Automating defect recognition

Even now, production line quality control is still a manual process. Is it possible to automate this process through the use of images and video?


Do we need to know what is wrong to recognise what is right?

Even now, production line quality control continues to be a manual process that involves the extensive use of resources, both economic and non-economic, and that may be prone to errors. Is it possible to automate this process through the use of images and video? Certainly, but developing a machine learning model usually involves a large number of images that are needed to train the model. This may not be a problem if, for example, you have a factory producing millions of items per day and you have the option of installing a camera and capturing a large number of images of the product. The difficult issue is that such algorithms usually require images both of defective products and non-defective products. While correct products will be similar to one another, most of the defective products will be unique and unpredictable in terms of their differences, making it extremely difficult to have a set of images that represent them completely. The system created allows for the detection of anomalies without having to use images of defective products during the training process. This makes it possible to set up a quality assurance system that learns what products should look like and how to detect any deviations from the norm. In other words, we need to know what is right rather than recognising every incorrect form of the product.

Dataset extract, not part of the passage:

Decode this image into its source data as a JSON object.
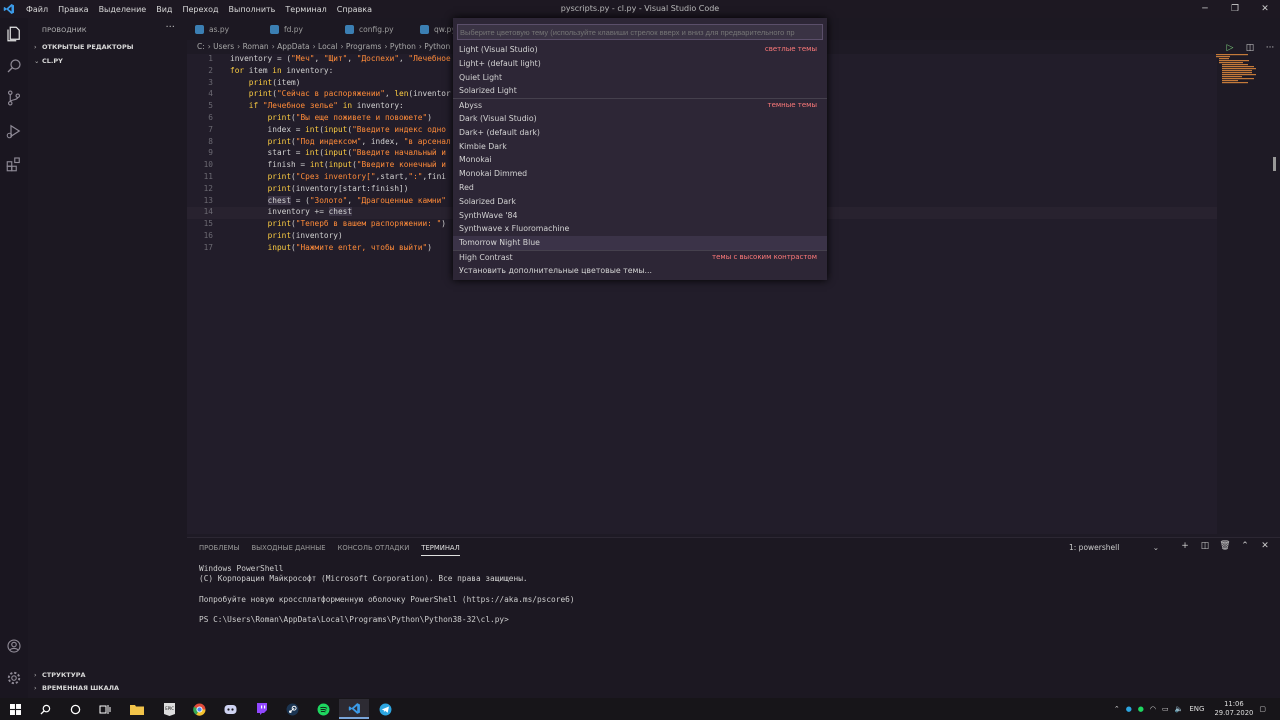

The solution you have dreamed of

The solution that has been developed consists of two components. The first involves training the machine learning model using only correct examples of the product. To achieve this objective, a deep learning algorithm was used known as an “autoencoder”. The second aspect relates to how images might be captured from a production line at high speed and prepared for the machine learning algorithm. To explain how the solution works, a version of which was built and successfully tested in an industrial setting, imagine that we need to identify the defects on a production line used for very small confectionery products, such as mints.

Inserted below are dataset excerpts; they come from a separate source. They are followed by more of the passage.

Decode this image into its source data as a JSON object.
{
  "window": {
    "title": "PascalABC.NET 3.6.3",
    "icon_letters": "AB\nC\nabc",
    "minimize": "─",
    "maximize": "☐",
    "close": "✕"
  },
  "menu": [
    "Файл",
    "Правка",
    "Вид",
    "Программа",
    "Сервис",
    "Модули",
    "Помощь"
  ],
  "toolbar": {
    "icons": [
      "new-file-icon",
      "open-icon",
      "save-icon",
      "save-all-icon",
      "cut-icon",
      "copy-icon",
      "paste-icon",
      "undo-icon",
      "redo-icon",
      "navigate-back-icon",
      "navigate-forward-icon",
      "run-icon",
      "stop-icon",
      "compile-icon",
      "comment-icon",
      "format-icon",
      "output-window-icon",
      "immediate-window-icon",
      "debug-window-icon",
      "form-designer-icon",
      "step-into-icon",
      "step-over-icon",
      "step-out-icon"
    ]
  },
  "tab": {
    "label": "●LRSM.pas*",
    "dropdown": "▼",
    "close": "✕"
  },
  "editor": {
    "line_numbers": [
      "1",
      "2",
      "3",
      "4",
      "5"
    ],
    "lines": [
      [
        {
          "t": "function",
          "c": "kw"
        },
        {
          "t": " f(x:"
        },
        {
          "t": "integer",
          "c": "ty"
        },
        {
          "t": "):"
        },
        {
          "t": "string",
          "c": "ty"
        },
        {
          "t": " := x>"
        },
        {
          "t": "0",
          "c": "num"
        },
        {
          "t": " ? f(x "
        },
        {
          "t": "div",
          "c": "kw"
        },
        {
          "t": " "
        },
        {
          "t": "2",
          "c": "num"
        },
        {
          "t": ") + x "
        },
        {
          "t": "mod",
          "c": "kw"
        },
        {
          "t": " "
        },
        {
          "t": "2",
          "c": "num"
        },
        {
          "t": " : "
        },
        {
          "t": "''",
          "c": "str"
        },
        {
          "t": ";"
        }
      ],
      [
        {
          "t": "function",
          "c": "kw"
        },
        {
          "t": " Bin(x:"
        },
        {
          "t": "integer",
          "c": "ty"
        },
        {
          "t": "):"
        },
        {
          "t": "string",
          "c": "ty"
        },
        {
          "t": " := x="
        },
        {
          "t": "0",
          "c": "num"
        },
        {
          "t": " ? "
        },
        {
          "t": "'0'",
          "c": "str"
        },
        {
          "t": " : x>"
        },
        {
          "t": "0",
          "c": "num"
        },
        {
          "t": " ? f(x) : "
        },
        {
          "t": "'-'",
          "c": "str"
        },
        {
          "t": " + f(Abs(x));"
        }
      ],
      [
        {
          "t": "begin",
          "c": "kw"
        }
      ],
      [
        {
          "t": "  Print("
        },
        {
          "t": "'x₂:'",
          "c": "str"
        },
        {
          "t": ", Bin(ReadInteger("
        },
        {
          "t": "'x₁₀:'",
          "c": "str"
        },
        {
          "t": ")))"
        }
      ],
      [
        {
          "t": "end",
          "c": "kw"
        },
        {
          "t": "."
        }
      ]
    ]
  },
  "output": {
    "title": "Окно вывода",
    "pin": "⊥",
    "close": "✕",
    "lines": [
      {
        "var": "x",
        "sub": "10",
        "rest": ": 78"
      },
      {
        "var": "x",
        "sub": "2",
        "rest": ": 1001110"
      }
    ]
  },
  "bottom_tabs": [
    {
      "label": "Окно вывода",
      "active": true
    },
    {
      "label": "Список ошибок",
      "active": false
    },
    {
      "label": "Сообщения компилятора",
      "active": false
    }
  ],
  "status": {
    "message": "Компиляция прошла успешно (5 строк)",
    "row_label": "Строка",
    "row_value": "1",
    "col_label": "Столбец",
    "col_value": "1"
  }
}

The magic of the autoencoder

The heart of the solution is a type of neural network model termed an autoencoder, trained on a large number of images. The special feature of the method is that during the neural network training phase, only the images of non-defective products are used, with no defect categories involved. With this approach, the final model can therefore detect any type of deviation from the normal appearance of the product: both already identified defects and new defects. An autoencoder, depicted schematically, is a special type of artificial neural network capable of codifying objects in an unsupervised learning context. When an item of data is supplied to the autoencoder without specifying its significance, the autoencoder autonomously learns which characteristics are typical of that data item and which are not. An autoencoder consists of an encoder and a decoder. The encoder receives the input data and transforms it into an internal representation. The decoder accepts this internal representation and builds the output from it. The layer containing the internal representation is generally smaller than the input and output layers and is termed the bottleneck layer.

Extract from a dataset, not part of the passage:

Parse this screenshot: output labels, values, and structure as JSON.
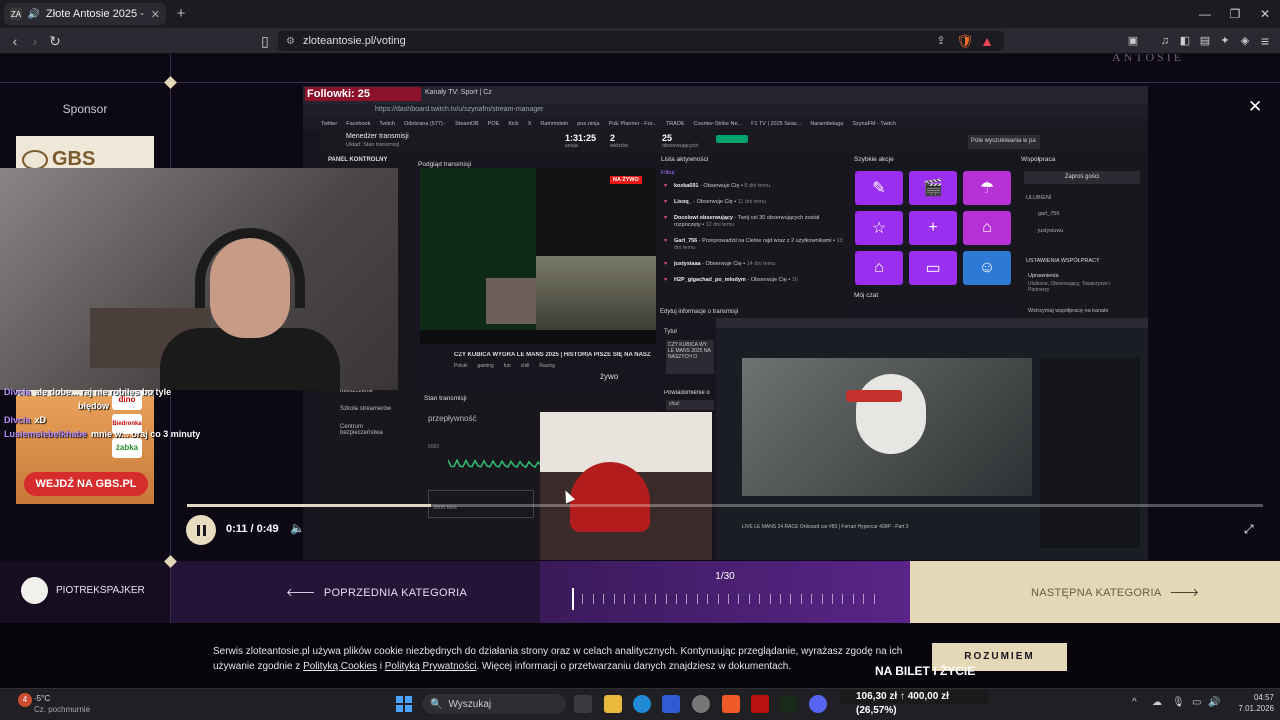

Autoencoders are trained to generate output data that is as similar as possible to the input data. This is similar to a “copy and paste” operation with a small intermediate hidden stage. The secret of the autoencoder lies in the layers that contain the internal representation. These layers form a bottleneck for the information contained in the training data. Since the bottleneck layers are generally much smaller than the input layers, the autoencoder code is forced to gather only the essential features of the data. Such features can then be used to identify anomalies: when an anomaly occurs, the automated encoder will be unable to reconstruct it efficiently since, during the training process, no structure was developed within the neural network that could represent the anomaly itself. If the autoencoder’s output data is then compared with its input data and there is a large difference, it can be assumed that an anomaly exists. The autoencoder automatically “subdivides” the defects shown in the image, such that the various data points indicate the type of defect involved. These deviations might provide more detailed information on the defect type (such as “break” versus “indentation”).


How do we get from the algorithm to real-life defect detection?

The second component of the solution relates to the way in which the autoencoder algorithm is incorporated into the mints production line. The identified solution involves recording the images of the confectionery during the production process. In view of the fact that the images recorded may contain more than one mint at a time, they need to be cropped so that only a single product can be seen. The availability of images showing the individual product thereby enables the autoencoder to train itself.


Future developments

As shown in our example, the system that has been developed allows defects to be reliably identified throughout the mint production line, while also determining the location and type of anomaly involved. The solution can be easily transferred to other kinds of issues and is able to automatically and reliably detect anomalies. The great advantage of this method lies in the fact that no examples of defective items are required for training and that any deviations from the norm can always be detected. As well as being applied in quality control settings for visual inspection, the solution can also be used to perform predictive maintenance. The data from the sensor could be used, initially, to detect any deviations in the production process. Certain superficial faults, however, might prove particularly hard to detect. To overcome this, it is possible to experiment with different types of lighting and cameras in order to capture images within specific wavelength ranges.